Duplicate Publication

The issue of duplicate publication in academic research refers to the act of re-republishing research-related material already available in print or online.

The seriousness of this offence as a breach of code increases from text-recycling as part of plagiarism to redundant publication of work published previously elsewhere under copyright.

Conference Abstract Reuse

Commonly used plagiarism software by academic journals will highlight overlap with an abstract of the same study, previously published in conference proceedings and therefore available online.

Most journals will interpret this overlap as acceptable if the size of the overlap does not exceed the length of an average conference abstract (generally 400 words maximum). Publishers may have slightly different permission policies on this topic and you are recommended to check the details of what degree of reuse allowed here.

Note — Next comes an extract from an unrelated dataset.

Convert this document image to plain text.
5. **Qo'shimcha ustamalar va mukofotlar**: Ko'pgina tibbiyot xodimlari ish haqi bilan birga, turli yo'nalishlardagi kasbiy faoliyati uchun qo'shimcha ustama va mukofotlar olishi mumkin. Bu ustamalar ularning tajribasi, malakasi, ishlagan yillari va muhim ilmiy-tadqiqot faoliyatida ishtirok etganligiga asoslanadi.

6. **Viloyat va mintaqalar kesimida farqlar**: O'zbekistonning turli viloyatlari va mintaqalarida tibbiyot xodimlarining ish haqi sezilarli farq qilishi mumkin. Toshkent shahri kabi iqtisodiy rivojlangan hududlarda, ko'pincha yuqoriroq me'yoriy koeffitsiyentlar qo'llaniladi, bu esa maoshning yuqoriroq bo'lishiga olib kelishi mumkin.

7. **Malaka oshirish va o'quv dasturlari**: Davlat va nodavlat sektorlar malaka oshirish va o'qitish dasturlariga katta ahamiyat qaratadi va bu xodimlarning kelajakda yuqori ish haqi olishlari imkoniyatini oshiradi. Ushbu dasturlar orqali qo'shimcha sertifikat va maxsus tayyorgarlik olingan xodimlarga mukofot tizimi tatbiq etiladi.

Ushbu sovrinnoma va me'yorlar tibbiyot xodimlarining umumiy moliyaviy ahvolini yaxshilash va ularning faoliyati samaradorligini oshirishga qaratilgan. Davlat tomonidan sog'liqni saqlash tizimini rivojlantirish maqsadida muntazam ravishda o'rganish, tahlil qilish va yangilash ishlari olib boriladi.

If in doubt, electronic requests for (free) permission can nowadays be initiated through most journal's websites.

Salami Slice Publication

In academic publishing, salami slicing is a term used for the publication of a journal article directly and closely related to another journal article, which questions the appropriateness of two separate publications on the topic. This repetition falls in the grey area of questionable research practices.

Separate publication of two directly and closely related publications is generally considered acceptable if the overlap concerns the same methodological approach or use of a data set. Under these circumstances, overlap is understood to reflect specialist expertise and/or appropriate use of an available data collection.

Particularly the use of the same data collection as a resource for different research projects is considered acceptable when different research questions are addressed in the overlapping research articles. An appropriate example would be the justified use of a population cohort database for more than one publication. This approach would meet the moral obligation to prevent underutilisation of data collected from study participants, who voluntarily contributed their time, personal information and/or bodily samples for research.

In contrast, attempts to split research findings from the same series of experiments or single data analysis into more than one publication may cross the line. It likely depends on the journal whether in some cases a new submission for publication is perceived by the editor as salami slicing.

Awareness of the phenomenon being regarded as inappropriate at times can help a researcher being transparent and bringing sufficient nuance in the new publication to emphasise its added value and significance. This can be accomplished in the manuscript itself or addressed in the cover letter to a journal editor at manuscript submission for publication.